Qui est tout d’abord Tyll Ulespiègle (en allemand Eulenspiegel, que l’on peut traduire par « Miroir aux chouettes ») ? C’est un personnage de fiction, saltimbanque et farceur se moquant des puissants, dont l’origine vient du Nord de l’Allemagne. On peut d’ailleurs trouver de nombreuses allusions à ce personnage dans les villes d’Allemagne (principalement des statues). Il est intéressant de noter que son nom allemand a donné naissance au mot français « espiègle » ! Dans son roman, Daniel Kehlmann déplace l’existence de Tyll (qui se serait déroulée au XIVème siècle) au XVIIème siècle, pendant la Guerre de Trente Ans.
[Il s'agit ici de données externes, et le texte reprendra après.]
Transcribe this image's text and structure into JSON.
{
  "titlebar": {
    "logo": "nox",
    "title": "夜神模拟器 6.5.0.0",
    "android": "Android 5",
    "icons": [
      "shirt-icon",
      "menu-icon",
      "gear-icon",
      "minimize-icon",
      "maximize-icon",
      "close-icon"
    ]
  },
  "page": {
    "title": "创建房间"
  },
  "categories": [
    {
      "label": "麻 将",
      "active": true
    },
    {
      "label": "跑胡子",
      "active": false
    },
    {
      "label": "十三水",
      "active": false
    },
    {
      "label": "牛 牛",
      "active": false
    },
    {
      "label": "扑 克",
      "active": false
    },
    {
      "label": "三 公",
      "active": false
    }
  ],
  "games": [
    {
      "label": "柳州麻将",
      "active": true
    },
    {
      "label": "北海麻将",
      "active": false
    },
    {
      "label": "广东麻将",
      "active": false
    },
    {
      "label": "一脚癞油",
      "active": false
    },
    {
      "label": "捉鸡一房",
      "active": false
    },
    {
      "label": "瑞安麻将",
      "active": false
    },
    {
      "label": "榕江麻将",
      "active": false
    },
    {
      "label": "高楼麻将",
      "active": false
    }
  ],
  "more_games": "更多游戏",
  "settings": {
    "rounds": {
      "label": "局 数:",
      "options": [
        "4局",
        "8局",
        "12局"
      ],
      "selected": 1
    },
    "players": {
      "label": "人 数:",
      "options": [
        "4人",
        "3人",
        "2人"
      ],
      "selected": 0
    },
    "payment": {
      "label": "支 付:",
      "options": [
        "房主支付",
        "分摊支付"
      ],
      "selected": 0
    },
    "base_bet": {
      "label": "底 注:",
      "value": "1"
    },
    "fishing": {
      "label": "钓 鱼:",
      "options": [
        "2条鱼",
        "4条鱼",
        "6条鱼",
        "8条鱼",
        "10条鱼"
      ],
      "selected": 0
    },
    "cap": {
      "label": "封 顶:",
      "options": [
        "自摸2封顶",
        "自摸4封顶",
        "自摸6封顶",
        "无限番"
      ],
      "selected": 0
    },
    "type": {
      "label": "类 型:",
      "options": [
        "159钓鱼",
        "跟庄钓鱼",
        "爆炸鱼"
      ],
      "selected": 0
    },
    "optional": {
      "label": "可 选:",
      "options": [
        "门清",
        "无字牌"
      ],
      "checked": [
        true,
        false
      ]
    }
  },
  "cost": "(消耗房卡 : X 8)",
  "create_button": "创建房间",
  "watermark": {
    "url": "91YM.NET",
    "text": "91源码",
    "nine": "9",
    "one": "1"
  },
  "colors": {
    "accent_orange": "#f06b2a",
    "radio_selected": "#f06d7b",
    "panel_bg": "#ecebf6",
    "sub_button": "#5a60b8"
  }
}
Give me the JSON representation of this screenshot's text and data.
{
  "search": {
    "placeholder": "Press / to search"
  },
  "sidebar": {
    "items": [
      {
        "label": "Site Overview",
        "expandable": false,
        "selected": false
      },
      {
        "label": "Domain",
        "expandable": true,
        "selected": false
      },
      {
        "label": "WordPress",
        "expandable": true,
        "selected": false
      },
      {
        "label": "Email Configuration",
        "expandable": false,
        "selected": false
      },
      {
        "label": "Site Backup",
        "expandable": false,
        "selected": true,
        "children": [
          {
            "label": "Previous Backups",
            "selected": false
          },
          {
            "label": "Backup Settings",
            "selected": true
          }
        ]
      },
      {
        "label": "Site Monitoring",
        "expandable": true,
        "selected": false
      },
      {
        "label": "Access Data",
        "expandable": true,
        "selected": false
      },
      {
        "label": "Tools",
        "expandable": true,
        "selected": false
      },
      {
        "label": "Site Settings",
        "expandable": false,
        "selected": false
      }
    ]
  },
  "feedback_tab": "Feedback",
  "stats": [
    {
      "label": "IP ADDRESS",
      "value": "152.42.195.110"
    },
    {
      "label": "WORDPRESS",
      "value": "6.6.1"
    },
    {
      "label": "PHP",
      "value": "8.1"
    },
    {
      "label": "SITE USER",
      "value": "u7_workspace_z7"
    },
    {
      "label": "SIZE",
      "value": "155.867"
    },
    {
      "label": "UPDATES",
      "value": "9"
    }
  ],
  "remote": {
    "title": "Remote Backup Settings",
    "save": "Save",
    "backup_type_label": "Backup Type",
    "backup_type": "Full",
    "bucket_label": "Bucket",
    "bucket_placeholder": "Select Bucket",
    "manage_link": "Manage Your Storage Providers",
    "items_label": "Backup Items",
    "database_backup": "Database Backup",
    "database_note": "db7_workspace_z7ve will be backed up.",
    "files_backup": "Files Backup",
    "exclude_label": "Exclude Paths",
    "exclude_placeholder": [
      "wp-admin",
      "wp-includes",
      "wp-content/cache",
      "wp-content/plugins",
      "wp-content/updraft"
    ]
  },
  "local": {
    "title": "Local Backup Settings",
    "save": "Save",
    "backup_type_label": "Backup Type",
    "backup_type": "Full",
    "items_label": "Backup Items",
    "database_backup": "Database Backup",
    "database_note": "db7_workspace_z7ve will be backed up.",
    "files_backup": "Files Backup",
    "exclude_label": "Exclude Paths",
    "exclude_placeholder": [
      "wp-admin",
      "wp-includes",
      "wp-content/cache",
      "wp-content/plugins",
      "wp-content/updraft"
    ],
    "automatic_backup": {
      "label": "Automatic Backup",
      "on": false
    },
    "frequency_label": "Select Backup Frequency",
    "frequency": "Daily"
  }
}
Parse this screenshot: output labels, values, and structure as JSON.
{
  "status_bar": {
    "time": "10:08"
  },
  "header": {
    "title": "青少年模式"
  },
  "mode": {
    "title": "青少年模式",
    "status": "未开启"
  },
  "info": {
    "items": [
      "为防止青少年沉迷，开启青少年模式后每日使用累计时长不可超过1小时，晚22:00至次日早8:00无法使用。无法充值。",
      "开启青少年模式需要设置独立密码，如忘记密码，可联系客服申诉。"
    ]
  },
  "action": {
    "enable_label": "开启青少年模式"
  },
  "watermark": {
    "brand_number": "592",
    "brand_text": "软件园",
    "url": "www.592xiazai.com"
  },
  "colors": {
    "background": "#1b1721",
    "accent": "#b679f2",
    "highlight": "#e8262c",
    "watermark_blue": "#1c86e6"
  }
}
Quelques mots sur cette Guerre de Trente Ans (1618 – 1648). Cette guerre civile européenne fut déclenchée par la révolte des protestants de Prague (Défenestration de Prague) suivie par l’élection d’un roi protestant, Frédéric V, qui ne régna finalement qu’un hiver (d’où son surnom « le roi d’hiver ») avant que la révolte ne soit matée par les troupes de Ferdinand Ier de Habsbourg. Cette guerre sanglante aurait fait 10 millions de morts et a ravagé les pays germaniques et rebattu les cartes européennes (la France en est l’un des principaux profiteurs). Elle est marquée par l’âpre affrontement des troupes, des saccages restés dans la mémoire collective et l’emploi de mercenaires. Cette Guerre de Trente Ans a servi de thème à la littérature allemande : citons notamment Günter Grass avec Une rencontre en Westphalie et plus récemment donc, Le roman de Tyll Ulespiègle.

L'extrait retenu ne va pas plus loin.